Amato has been instrumental in setting up key national programs for women and minorities in computing. She received the 2014 Computing Research Association (CRA) Haberman Award, the inaugural National Center for Women and Information Technology (NCWIT) Harrold/Notkin Research and Graduate Mentoring Award in 2014, the 2013 IEEE HP/Harriet Rigas Award, and Texas A&M Association of Former Students university-level awards for teaching (2011) and research (2018). She has also received a National Science Foundation CAREER Award.

She has graduated 23 doctoral students, with most going on to careers in academia, government or industry research labs, and the rest going to industry or postdoctoral studies.
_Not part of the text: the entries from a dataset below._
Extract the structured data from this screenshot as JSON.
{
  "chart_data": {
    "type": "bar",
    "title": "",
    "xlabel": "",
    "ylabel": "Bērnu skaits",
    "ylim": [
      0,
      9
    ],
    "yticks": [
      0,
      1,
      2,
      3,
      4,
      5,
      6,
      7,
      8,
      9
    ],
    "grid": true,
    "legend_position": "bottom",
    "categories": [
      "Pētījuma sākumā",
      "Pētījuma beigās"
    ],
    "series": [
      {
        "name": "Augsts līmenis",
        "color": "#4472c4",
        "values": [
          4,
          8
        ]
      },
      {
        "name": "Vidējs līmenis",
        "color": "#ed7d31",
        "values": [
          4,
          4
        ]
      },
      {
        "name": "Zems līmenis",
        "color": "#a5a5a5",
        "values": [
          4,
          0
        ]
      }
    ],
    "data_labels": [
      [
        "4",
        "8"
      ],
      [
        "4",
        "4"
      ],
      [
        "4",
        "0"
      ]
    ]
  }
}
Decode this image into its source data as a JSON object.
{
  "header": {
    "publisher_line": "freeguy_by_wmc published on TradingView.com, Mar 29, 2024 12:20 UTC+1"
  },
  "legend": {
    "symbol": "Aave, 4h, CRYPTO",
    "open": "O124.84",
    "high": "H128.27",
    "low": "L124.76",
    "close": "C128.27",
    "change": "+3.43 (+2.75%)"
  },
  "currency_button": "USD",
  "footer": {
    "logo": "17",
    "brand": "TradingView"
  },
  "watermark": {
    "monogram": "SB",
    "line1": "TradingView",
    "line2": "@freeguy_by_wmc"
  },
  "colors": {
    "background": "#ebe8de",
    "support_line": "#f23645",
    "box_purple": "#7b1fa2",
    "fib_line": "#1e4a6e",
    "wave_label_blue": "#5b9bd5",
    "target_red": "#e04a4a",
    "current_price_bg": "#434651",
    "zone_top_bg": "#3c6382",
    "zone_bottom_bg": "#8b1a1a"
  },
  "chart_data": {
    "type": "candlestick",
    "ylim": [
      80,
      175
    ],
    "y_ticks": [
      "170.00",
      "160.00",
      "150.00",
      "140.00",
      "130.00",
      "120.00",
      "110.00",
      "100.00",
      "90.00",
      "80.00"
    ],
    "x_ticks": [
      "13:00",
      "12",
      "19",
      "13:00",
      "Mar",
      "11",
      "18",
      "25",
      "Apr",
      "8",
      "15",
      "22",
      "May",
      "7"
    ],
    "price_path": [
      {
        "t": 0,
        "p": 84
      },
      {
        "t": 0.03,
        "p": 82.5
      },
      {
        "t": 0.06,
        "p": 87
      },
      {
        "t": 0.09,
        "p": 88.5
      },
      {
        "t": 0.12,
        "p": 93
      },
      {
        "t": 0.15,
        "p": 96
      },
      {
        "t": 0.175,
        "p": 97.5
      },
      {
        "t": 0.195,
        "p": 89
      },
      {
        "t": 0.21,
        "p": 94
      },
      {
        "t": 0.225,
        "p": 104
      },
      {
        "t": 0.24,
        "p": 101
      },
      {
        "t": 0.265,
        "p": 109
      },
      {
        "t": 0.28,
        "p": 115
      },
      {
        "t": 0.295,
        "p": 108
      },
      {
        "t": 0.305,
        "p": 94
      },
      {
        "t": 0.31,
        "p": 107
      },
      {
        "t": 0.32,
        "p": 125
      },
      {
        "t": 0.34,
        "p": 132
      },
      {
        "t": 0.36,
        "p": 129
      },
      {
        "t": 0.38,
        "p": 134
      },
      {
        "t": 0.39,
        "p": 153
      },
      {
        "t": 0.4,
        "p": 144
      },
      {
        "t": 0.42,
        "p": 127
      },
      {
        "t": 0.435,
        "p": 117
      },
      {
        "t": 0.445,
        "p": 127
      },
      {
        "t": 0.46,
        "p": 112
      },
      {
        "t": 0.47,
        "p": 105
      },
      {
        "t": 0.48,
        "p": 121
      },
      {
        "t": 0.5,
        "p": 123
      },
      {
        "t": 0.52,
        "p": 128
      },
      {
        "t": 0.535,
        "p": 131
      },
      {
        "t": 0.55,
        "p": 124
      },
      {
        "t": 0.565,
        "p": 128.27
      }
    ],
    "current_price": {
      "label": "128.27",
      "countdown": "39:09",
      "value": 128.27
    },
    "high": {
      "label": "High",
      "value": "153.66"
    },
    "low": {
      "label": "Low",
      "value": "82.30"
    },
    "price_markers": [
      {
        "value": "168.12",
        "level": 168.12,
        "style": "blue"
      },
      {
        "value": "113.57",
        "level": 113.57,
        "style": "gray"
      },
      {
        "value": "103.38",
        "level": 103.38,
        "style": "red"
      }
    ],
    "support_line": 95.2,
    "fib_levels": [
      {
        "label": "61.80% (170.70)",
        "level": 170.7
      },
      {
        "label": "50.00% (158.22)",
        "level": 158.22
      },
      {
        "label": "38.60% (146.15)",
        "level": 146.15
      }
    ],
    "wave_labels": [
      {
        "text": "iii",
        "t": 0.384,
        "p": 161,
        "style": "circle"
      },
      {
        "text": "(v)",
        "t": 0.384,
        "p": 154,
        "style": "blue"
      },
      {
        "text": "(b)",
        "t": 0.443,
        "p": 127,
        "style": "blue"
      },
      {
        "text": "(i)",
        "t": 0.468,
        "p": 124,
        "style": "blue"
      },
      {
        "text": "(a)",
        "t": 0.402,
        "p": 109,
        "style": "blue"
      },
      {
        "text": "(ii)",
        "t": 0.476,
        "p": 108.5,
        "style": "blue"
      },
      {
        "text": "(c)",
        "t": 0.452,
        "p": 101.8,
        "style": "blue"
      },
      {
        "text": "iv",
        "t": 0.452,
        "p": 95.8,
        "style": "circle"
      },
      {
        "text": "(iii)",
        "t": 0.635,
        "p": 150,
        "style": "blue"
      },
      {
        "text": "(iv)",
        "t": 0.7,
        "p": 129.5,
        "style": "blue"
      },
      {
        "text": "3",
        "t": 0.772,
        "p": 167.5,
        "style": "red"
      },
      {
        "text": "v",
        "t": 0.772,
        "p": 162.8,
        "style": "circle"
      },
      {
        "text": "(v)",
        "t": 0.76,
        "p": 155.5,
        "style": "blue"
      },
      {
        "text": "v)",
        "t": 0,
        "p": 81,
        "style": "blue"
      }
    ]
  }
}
She was program chair for the 2015 IEEE International Conference on Robotics and Automation and for Robotics: Science and Systems in 2016. She is an elected member of the CRA board of directors (2014-2020), currently serves as vice president for member activities for the IEEE Robotics and Automation Society (RAS), was twice elected as a member of the RAS AdCom, was co-chair of the Committee on the Status of Women in Computing Research (CRA-W) from 2014-2017, and was co-chair of the NCWIT Academic Alliance from 2009-2011.

The Association for the Advancement of Artificial Intelligence, formerly the American Association for Artificial Intelligence, is a nonprofit scientific society devoted to advancing the scientific understanding of the mechanisms underlying thought and intelligent behavior and their embodiment in machines. AAAI aims to promote artificial intelligence research. The organization also aims increase the public understanding of artificial intelligence, improve the teaching and training of artificial intelligence practitioners, and provide guidance for research planners and funders in respect to the current developments and future directions of the area of study.